Appetite may be reduced, leading to lethargy and longer term reduced growth rates. The disease can last between a few days to a few weeks. In the most severe cases blindness may occur. Infected animals should be isolated and kept in a shaded area. Oxytetracycline (Alamycin) is the antibiotic of choice and has equal success rates whether injected systemically or locally.

Flies also spread the bacteria causing summer mastitis, most commonly seen in dry cows and heifers between May and September. Large numbers of flies will be seen on the affected quarter, which will be hot and swollen, have an abnormally large teat and she will likely be kicking at it. She can then become sick, and so will go off her food, isolate herself and appear extremely agitated. Common events following summer mastitis are a loss of condition, permanently damaged quarter, abortion and even death. A vet should be called to any animal with suspected summer mastitis. Prevention of both of these diseases includes pour-on fly control, fly sprays and grazing cattle away from areas with high fly populations.

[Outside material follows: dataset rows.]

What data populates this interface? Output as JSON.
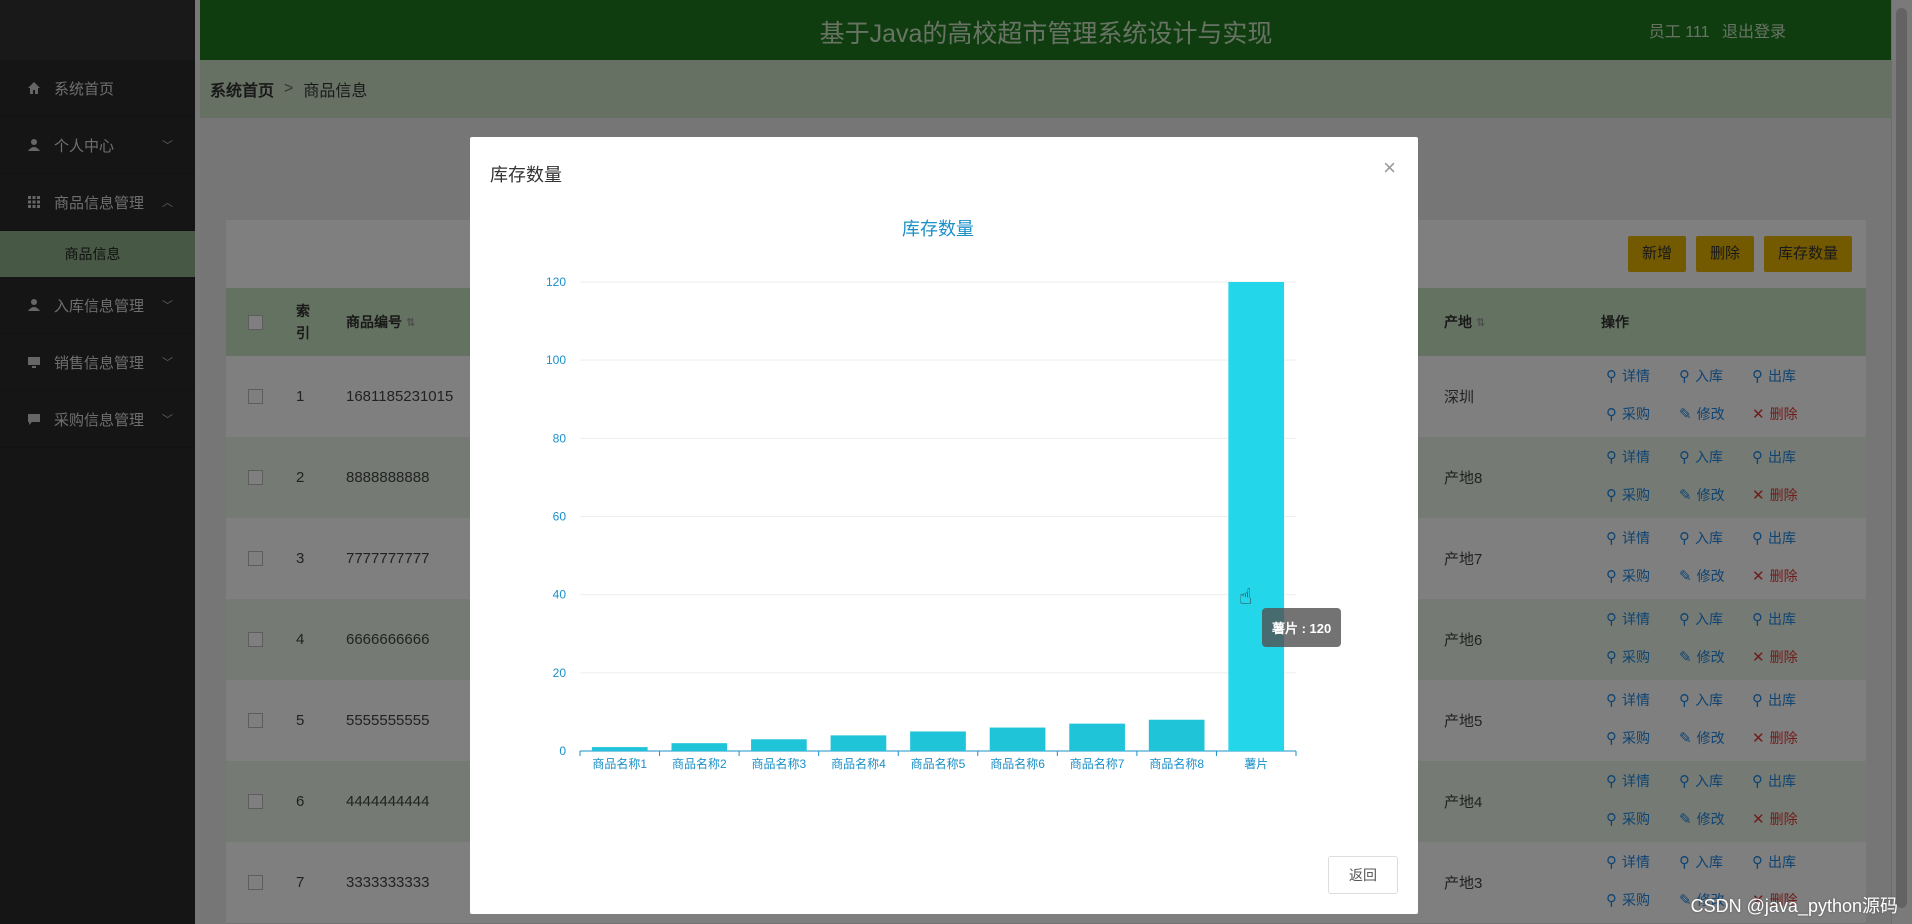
{
  "app": {
    "title": "基于Java的高校超市管理系统设计与实现",
    "user_label": "员工 111",
    "logout_label": "退出登录"
  },
  "sidebar": {
    "items": [
      {
        "label": "系统首页",
        "icon": "home-icon"
      },
      {
        "label": "个人中心",
        "icon": "user-icon"
      },
      {
        "label": "商品信息管理",
        "icon": "grid-icon"
      },
      {
        "label": "入库信息管理",
        "icon": "user-icon"
      },
      {
        "label": "销售信息管理",
        "icon": "monitor-icon"
      },
      {
        "label": "采购信息管理",
        "icon": "chat-icon"
      }
    ],
    "sub_item": "商品信息"
  },
  "breadcrumb": {
    "home": "系统首页",
    "sep": ">",
    "current": "商品信息"
  },
  "toolbar": {
    "add": "新增",
    "delete": "删除",
    "stock": "库存数量"
  },
  "table": {
    "headers": {
      "index": "索引",
      "code": "商品编号",
      "origin": "产地",
      "actions": "操作"
    },
    "rows": [
      {
        "index": "1",
        "code": "1681185231015",
        "origin": "深圳"
      },
      {
        "index": "2",
        "code": "8888888888",
        "origin": "产地8"
      },
      {
        "index": "3",
        "code": "7777777777",
        "origin": "产地7"
      },
      {
        "index": "4",
        "code": "6666666666",
        "origin": "产地6"
      },
      {
        "index": "5",
        "code": "5555555555",
        "origin": "产地5"
      },
      {
        "index": "6",
        "code": "4444444444",
        "origin": "产地4"
      },
      {
        "index": "7",
        "code": "3333333333",
        "origin": "产地3"
      }
    ],
    "ops": {
      "detail": "详情",
      "in": "入库",
      "out": "出库",
      "purchase": "采购",
      "edit": "修改",
      "remove": "删除"
    }
  },
  "modal": {
    "title": "库存数量",
    "back_label": "返回",
    "close_icon": "close-icon",
    "tooltip": "薯片 : 120"
  },
  "chart_data": {
    "type": "bar",
    "title": "库存数量",
    "categories": [
      "商品名称1",
      "商品名称2",
      "商品名称3",
      "商品名称4",
      "商品名称5",
      "商品名称6",
      "商品名称7",
      "商品名称8",
      "薯片"
    ],
    "values": [
      1,
      2,
      3,
      4,
      5,
      6,
      7,
      8,
      120
    ],
    "ylim": [
      0,
      120
    ],
    "yticks": [
      0,
      20,
      40,
      60,
      80,
      100,
      120
    ],
    "grid": true,
    "colors": {
      "bar": "#20c4d8",
      "highlight": "#24d6ea",
      "axis": "#1a90c9",
      "title": "#1a90c9"
    }
  },
  "watermark": "CSDN @java_python源码"
}
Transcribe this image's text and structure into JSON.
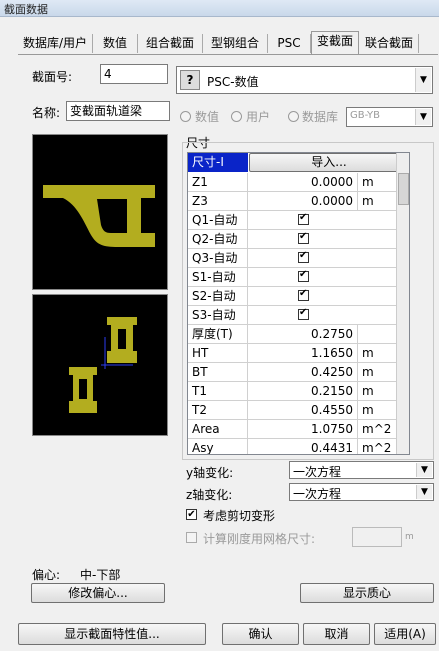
{
  "window": {
    "title": "截面数据"
  },
  "tabs": [
    {
      "label": "数据库/用户"
    },
    {
      "label": "数值"
    },
    {
      "label": "组合截面"
    },
    {
      "label": "型钢组合"
    },
    {
      "label": "PSC"
    },
    {
      "label": "变截面"
    },
    {
      "label": "联合截面"
    }
  ],
  "section": {
    "number_label": "截面号:",
    "number_value": "4",
    "name_label": "名称:",
    "name_value": "变截面轨道梁",
    "type_value": "PSC-数值",
    "radio_value": "数值",
    "radio_user": "用户",
    "radio_db": "数据库",
    "db_value": "GB-YB"
  },
  "dims": {
    "group_label": "尺寸",
    "header_col1": "尺寸-I",
    "header_col2": "导入...",
    "rows": [
      {
        "name": "Z1",
        "value": "0.0000",
        "unit": "m"
      },
      {
        "name": "Z3",
        "value": "0.0000",
        "unit": "m"
      },
      {
        "name": "Q1-自动",
        "check": true
      },
      {
        "name": "Q2-自动",
        "check": true
      },
      {
        "name": "Q3-自动",
        "check": true
      },
      {
        "name": "S1-自动",
        "check": true
      },
      {
        "name": "S2-自动",
        "check": true
      },
      {
        "name": "S3-自动",
        "check": true
      },
      {
        "name": "厚度(T)",
        "value": "0.2750",
        "unit": ""
      },
      {
        "name": "HT",
        "value": "1.1650",
        "unit": "m"
      },
      {
        "name": "BT",
        "value": "0.4250",
        "unit": "m"
      },
      {
        "name": "T1",
        "value": "0.2150",
        "unit": "m"
      },
      {
        "name": "T2",
        "value": "0.4550",
        "unit": "m"
      },
      {
        "name": "Area",
        "value": "1.0750",
        "unit": "m^2"
      },
      {
        "name": "Asy",
        "value": "0.4431",
        "unit": "m^2"
      }
    ]
  },
  "variation": {
    "y_label": "y轴变化:",
    "y_value": "一次方程",
    "z_label": "z轴变化:",
    "z_value": "一次方程",
    "shear_label": "考虑剪切变形",
    "mesh_label": "计算刚度用网格尺寸:",
    "mesh_unit": "m"
  },
  "offset": {
    "label": "偏心:",
    "value": "中-下部",
    "modify_button": "修改偏心...",
    "centroid_button": "显示质心"
  },
  "footer": {
    "props_button": "显示截面特性值...",
    "ok_button": "确认",
    "cancel_button": "取消",
    "apply_button": "适用(A)"
  },
  "colors": {
    "shape": "#b3ad1f",
    "selection": "#0a24c8"
  }
}
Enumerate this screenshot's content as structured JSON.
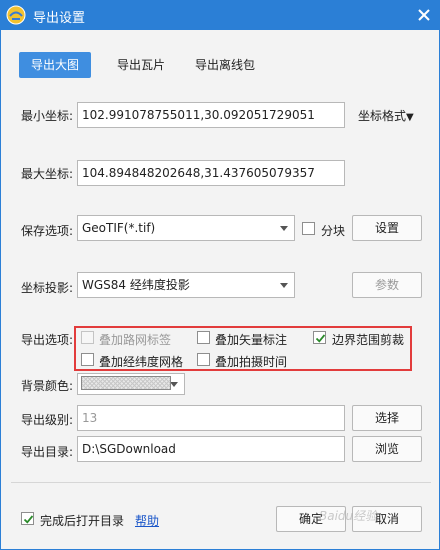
{
  "window": {
    "title": "导出设置"
  },
  "tabs": [
    {
      "label": "导出大图",
      "active": true
    },
    {
      "label": "导出瓦片",
      "active": false
    },
    {
      "label": "导出离线包",
      "active": false
    }
  ],
  "min_coord": {
    "label": "最小坐标:",
    "value": "102.991078755011,30.092051729051"
  },
  "coord_format": {
    "label": "坐标格式"
  },
  "max_coord": {
    "label": "最大坐标:",
    "value": "104.894848202648,31.437605079357"
  },
  "save_option": {
    "label": "保存选项:",
    "value": "GeoTIF(*.tif)",
    "tile_label": "分块",
    "tile_checked": false,
    "settings_label": "设置"
  },
  "projection": {
    "label": "坐标投影:",
    "value": "WGS84 经纬度投影",
    "params_label": "参数"
  },
  "export_options": {
    "label": "导出选项:",
    "items": [
      {
        "label": "叠加路网标签",
        "checked": false,
        "disabled": true
      },
      {
        "label": "叠加矢量标注",
        "checked": false,
        "disabled": false
      },
      {
        "label": "边界范围剪裁",
        "checked": true,
        "disabled": false
      },
      {
        "label": "叠加经纬度网格",
        "checked": false,
        "disabled": false
      },
      {
        "label": "叠加拍摄时间",
        "checked": false,
        "disabled": false
      }
    ]
  },
  "background_color": {
    "label": "背景颜色:"
  },
  "export_level": {
    "label": "导出级别:",
    "value": "13",
    "select_label": "选择"
  },
  "export_dir": {
    "label": "导出目录:",
    "value": "D:\\SGDownload",
    "browse_label": "浏览"
  },
  "footer": {
    "open_after_label": "完成后打开目录",
    "open_after_checked": true,
    "help_label": "帮助",
    "ok_label": "确定",
    "cancel_label": "取消",
    "watermark": "Baidu经验"
  },
  "colors": {
    "titlebar": "#2b7fd6",
    "active_tab": "#3f8ee0",
    "highlight_border": "#e23b3b",
    "link": "#1a56c9"
  }
}
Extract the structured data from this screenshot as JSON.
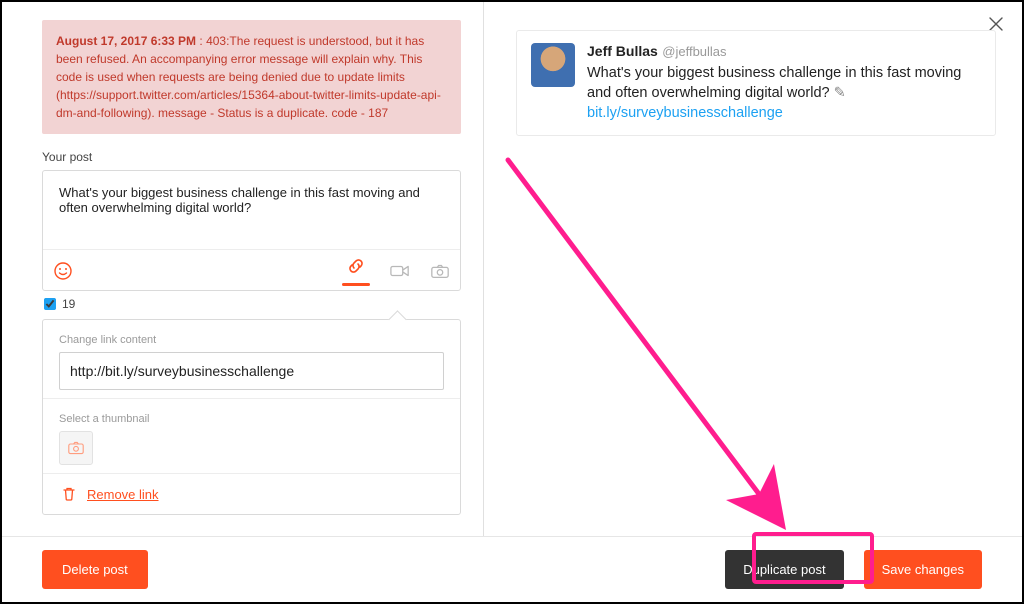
{
  "error": {
    "timestamp": "August 17, 2017 6:33 PM",
    "sep": " : ",
    "message": "403:The request is understood, but it has been refused. An accompanying error message will explain why. This code is used when requests are being denied due to update limits (https://support.twitter.com/articles/15364-about-twitter-limits-update-api-dm-and-following). message - Status is a duplicate. code - 187"
  },
  "labels": {
    "your_post": "Your post",
    "change_link": "Change link content",
    "select_thumb": "Select a thumbnail",
    "remove_link": "Remove link"
  },
  "post": {
    "text": "What's your biggest business challenge in this fast moving and often overwhelming digital world?"
  },
  "counter": "19",
  "link": {
    "url": "http://bit.ly/surveybusinesschallenge",
    "short": "bit.ly/surveybusinesschallenge"
  },
  "preview": {
    "name": "Jeff Bullas",
    "handle": "@jeffbullas",
    "body_before": "What's your biggest business challenge in this fast moving and often overwhelming digital world? ",
    "pencil": "✎ "
  },
  "buttons": {
    "delete": "Delete post",
    "duplicate": "Duplicate post",
    "save": "Save changes"
  }
}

Head flies are also a major problem affecting UK sheep flocks during the summer months. The flies disrupt grazing, as animals will often spend their time itching and seeking shade. This distress has a huge impact on not only the animal’s welfare but also their body condition which, in turn, can lead to decreased fertility. Pour-on products containing deltamethrin or cypermethrin should start to be used around this time of year. Fly control is especially important in animals with wounds or have been tagged recently.

Fly strike cases are most commonly seen in the UK between May and September, but can be seen much later into winter depending on temperature. Therefore we need to keep an eye out for flystrike in any animals with open wounds or faeces around their back end. A recent survey found that 80% of UK flocks will see one or more cases of fly strike a year. The eggs hatch within twelve hours and the larvae eat away at the surrounding tissue. Usually the first signs you will see are restless animals and discolouration of the fleece, leading to extensive areas of traumatised tissue and can lead to death in untreated cases. Treatment involves clipping and applying a specific spot on to the affected area, anti-inflammatories and possibly antibiotics, depending of the severity of the lesion.

To reduce the risk of fly strike multiple measures can be implemented; these include good worm control, dagging, tail docking, fast disposal of carcasses and reducing the cases of footrot and scour. Chemical treatments can also be used as prevention, such as diazinon sheep dips and cypermethrin pour ons. Care must be taken to follow instructions on application and dosing.